Como a senhora mencionou, “Ciência para o Desenvolvimento Sustentável Global” é o tema central deste Fórum Mundial de Ciência. Como, a seu ver, a educação e a ciência podem contribuir para o futuro sustentável do nosso planeta?
Atualmente, não há como enfrentar nossos problemas sem ciência e inovação. Até pouco tempo atrás, acreditava-se que desenvolvimento tecnológico e educação científica eram para o mundo desenvolvido apenas, que não tinham nada que ver com erradicação da pobreza e problemas de países em desenvolvimento. Nós não compartilhamos essa opinião. Acreditamos que é muito importante investir no ensino de ciência desde o início da escolarização. Mas, infelizmente, ele é precário em muitos países. Ao mesmo tempo, há uma enorme demanda, em muitas partes do mundo, por cientistas, engenheiros e profissionais especializados. Nesse sentido, a Unesco lançou, há dois anos, a Iniciativa em Engenharia, com diversos objetivos perpassando diferentes setores e agregando também as universidades, porque sabemos que alguns dos problemas urgentes que enfrentamos, como segurança alimentar e hídrica, não podem ser resolvidos sem o avanço da ciência.

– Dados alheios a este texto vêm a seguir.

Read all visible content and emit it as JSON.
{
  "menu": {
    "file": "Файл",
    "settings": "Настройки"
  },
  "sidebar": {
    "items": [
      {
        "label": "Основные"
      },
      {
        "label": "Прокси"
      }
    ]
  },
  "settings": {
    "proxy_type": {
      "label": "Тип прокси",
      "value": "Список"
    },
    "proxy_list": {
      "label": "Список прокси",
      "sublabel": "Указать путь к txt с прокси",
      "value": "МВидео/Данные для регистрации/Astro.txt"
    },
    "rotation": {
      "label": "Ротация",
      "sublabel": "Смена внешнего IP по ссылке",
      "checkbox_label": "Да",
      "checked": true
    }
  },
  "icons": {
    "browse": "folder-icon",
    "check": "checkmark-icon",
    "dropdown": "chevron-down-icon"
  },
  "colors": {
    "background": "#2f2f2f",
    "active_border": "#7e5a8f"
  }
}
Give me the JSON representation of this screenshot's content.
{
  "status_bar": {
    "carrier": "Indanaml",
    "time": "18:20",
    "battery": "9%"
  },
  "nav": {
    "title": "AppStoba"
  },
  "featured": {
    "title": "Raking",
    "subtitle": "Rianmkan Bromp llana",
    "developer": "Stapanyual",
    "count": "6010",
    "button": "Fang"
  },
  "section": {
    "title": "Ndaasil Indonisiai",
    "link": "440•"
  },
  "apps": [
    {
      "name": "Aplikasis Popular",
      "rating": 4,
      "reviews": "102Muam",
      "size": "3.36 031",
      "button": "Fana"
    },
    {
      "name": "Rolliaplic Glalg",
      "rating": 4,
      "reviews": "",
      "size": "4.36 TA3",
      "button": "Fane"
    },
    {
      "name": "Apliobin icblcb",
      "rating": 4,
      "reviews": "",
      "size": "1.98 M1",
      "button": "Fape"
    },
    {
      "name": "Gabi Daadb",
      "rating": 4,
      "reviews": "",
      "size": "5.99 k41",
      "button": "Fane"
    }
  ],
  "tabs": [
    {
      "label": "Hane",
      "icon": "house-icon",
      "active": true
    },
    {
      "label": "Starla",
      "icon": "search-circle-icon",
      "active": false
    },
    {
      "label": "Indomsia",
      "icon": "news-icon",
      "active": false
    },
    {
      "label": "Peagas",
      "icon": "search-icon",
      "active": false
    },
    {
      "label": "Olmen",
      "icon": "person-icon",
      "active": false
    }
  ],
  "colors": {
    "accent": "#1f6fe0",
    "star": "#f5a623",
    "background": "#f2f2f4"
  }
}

Mas é importante colocar também que não se trata apenas de problemas científicos. Muitos dos problemas que temos hoje são sociais. Por isso temos que olhar para eles também do ponto de vista das ciências sociais; não podemos negligenciar o papel dessas ciências na solução dos problemas. Acreditamos que a aproximação das ciências naturais das ciências sociais poderá ajudar a resolver os problemas do desenvolvimento sustentável. Afinal, estamos falando de seres humanos, de pessoas, por isso é muito importante o olhar social.